Shane Fitzsimmons tells a story from the hideous black summer of 201920. He and the NSW Premier were visiting a community just south of Batemans Bay. “As we were leaving,” the former NSW Rural Fire Service Commissioner recalls, “a lady came up to the Premier and said, ‘We’ve got no communication here and I have family who will be worried about me,’ and while she was speaking, others standing around said that they were in the same situation too.” So Gladys collected their phone numbers, and “as soon as we got back into mobile range, there she was in the back seat of the car and you could hear her on the phone: ‘Oh hello, it’s Gladys Berejiklian here. Yes, I am the Premier, but I’ve just been with such-and-such and they wanted me to give you a call and let you know that they’re doing okay.’”
Shane chuckles with genuine affection. It was a classic Gladys moment – calling into play the winning combination of diligence and concern that earned her the trust of the state during that terrifying fire season and then the pandemic.
“There were,” Gladys says with characteristic understatement, “a lot of difficult days that summer,” driving up and down the coast, looking trauma in the eye, sweating on the lives of firefighters, farmers, people in blazing towns.
“There would be times when Commissioner Fitzsimmons would let me know that there were fire crews missing or people in houses who weren’t accounted for,” she remembers. “There were some frightening moments. The first day of the year was confronting. Commissioner Fitzsimmons and I went to Malua Bay and there were people who had fled for their lives just hours before and gone to the evacuation centre. It was chaotic.”
Then there was the rebuild, which is immense and ongoing. It will, Gladys says, take years. She recently visited fire-affected communities again, more than a year on, and says that “for those people who have been impacted, it’s still very real, very raw. It’s like losing a loved one – everyone else moves on and you’re still grieving.”
Gladys will never forget a certain date: January 25 last year. The smoke had barely cleared from the summer’s firestorms – in some places it hadn’t – when Australia’s first case of COVID-19 was confirmed in Victoria. Again, the level-headed Premier rallied. She put a crisis team in place because “as horrible as the bushfires were,” she says, “they’d taught me the importance of having a whole-of-government response.’”
Those were testing times. Initially, fears the virus would take hold as fiercely as it had in Europe looked set to be realised. The Ruby Princess was inexplicably allowed to dock in Sydney Harbour and release its passengers on March 19 – an event ultimately linked to almost 900 cases of COVID-19 and 28 deaths. Then COVID ran rampant through NSW nursing homes, killing 28 elderly residents – it was nothing like Victoria’s 655 aged care deaths, but it was heartbreaking for the families involved, as was the separation of the elderly from their families during lockdown. During the statewide lockdown, Gladys fronted the cameras daily. Small, wiry, wide-eyed and determined, even when she had bad news to deliver, she gave the impression that the state was in safe hands.
She knew that every decision she made would be critical but she didn’t flinch, and at the end of the day, her own conscience was her toughest critic.

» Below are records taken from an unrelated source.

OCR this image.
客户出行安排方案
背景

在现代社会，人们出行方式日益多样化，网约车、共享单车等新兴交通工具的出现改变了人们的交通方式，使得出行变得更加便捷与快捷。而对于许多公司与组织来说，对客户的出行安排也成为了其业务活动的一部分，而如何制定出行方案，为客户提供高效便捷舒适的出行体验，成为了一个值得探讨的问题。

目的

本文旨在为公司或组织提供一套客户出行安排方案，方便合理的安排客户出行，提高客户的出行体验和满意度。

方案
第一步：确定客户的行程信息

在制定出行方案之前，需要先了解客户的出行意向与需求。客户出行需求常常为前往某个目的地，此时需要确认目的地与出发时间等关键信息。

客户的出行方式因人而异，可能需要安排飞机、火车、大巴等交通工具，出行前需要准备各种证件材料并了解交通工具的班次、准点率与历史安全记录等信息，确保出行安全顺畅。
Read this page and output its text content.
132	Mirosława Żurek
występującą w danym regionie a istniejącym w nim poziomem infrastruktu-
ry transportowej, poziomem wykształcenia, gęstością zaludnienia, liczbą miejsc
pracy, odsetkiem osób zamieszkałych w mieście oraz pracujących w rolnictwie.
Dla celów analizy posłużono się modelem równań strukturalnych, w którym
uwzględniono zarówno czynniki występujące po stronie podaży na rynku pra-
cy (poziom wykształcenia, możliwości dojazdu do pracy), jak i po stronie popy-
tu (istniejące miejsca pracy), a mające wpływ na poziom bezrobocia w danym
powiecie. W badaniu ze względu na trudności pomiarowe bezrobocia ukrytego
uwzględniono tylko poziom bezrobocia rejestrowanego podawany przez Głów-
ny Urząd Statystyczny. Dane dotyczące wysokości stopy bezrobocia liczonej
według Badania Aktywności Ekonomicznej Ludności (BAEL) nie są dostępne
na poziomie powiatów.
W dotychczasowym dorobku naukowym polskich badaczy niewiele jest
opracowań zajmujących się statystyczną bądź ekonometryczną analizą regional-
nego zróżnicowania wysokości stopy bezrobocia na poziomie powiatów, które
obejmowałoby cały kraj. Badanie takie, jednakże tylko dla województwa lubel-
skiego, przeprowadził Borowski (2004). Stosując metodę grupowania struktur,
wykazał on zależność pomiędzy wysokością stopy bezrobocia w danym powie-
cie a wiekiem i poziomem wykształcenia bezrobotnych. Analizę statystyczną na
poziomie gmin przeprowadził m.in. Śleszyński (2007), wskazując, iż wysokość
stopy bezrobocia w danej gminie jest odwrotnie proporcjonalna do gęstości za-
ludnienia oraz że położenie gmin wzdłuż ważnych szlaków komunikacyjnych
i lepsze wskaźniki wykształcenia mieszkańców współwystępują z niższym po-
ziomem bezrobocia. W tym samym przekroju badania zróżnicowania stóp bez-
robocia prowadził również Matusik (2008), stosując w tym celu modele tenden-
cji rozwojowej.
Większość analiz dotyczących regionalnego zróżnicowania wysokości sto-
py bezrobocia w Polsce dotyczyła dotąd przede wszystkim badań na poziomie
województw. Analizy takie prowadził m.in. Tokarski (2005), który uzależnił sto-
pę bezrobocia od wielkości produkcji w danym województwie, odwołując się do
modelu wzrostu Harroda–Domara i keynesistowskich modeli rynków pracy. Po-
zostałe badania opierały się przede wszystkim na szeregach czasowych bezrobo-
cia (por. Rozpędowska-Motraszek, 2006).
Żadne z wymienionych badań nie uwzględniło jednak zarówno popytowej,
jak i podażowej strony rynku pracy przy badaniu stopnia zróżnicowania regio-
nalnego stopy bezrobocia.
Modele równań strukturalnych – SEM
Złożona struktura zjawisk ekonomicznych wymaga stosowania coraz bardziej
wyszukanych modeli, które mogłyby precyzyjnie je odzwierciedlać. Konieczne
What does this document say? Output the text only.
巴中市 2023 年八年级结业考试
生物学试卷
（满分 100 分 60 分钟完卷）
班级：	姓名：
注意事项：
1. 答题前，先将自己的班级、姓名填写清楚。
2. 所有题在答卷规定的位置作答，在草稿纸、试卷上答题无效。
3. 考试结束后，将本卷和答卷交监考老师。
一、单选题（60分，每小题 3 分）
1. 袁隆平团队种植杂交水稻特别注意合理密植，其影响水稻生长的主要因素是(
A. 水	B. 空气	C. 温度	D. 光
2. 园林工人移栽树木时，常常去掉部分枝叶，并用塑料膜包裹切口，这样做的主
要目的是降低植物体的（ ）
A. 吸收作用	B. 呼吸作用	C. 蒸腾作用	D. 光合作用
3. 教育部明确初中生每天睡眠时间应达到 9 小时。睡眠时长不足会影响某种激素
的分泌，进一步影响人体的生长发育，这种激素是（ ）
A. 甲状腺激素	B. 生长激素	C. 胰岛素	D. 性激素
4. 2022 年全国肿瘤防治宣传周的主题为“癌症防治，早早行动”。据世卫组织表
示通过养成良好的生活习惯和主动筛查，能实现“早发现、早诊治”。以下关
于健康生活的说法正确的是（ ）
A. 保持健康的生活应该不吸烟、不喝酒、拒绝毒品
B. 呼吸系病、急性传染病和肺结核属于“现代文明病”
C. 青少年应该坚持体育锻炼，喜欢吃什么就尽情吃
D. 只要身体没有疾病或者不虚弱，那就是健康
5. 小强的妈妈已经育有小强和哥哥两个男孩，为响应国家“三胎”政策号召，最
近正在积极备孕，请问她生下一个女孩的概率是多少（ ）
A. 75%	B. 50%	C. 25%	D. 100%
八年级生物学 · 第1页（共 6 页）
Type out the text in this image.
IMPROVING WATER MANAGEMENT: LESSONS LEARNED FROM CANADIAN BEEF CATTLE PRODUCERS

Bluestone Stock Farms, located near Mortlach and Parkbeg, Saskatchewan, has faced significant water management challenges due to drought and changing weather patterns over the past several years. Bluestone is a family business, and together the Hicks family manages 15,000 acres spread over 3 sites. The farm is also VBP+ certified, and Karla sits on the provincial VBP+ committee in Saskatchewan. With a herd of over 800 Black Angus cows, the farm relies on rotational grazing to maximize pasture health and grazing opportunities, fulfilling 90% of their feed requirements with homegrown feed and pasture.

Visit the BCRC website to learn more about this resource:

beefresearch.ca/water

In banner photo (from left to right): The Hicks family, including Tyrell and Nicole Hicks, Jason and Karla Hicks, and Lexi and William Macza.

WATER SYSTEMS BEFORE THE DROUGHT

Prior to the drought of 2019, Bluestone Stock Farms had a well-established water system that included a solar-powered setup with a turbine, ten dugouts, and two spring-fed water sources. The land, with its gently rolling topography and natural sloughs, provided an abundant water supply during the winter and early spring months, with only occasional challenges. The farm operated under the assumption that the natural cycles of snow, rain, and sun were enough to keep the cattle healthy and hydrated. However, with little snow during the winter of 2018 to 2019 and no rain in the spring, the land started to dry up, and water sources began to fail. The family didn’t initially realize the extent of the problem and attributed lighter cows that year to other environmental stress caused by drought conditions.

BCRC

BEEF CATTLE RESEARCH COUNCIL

“I made a decision to say: this is life and death; I don’t really care what people think; I’m just going to do what I know is right … Everybody has an opinion, everyone is telling you how to do your job. I knew the people I could trust and should take advice from, and I thought, ‘The buck stops with me’ … You know the saying, dance like nobody’s watching? I wanted to lead like nobody was watching. I didn’t want to look back and regret any decision I’d made based on fear or what people might say.”
Behind the scenes, Gladys had personal worries too: for friends and family living in Armenia who’d contracted the virus, and for her mother, Arsha, who is 81, and her father Krikor, 88.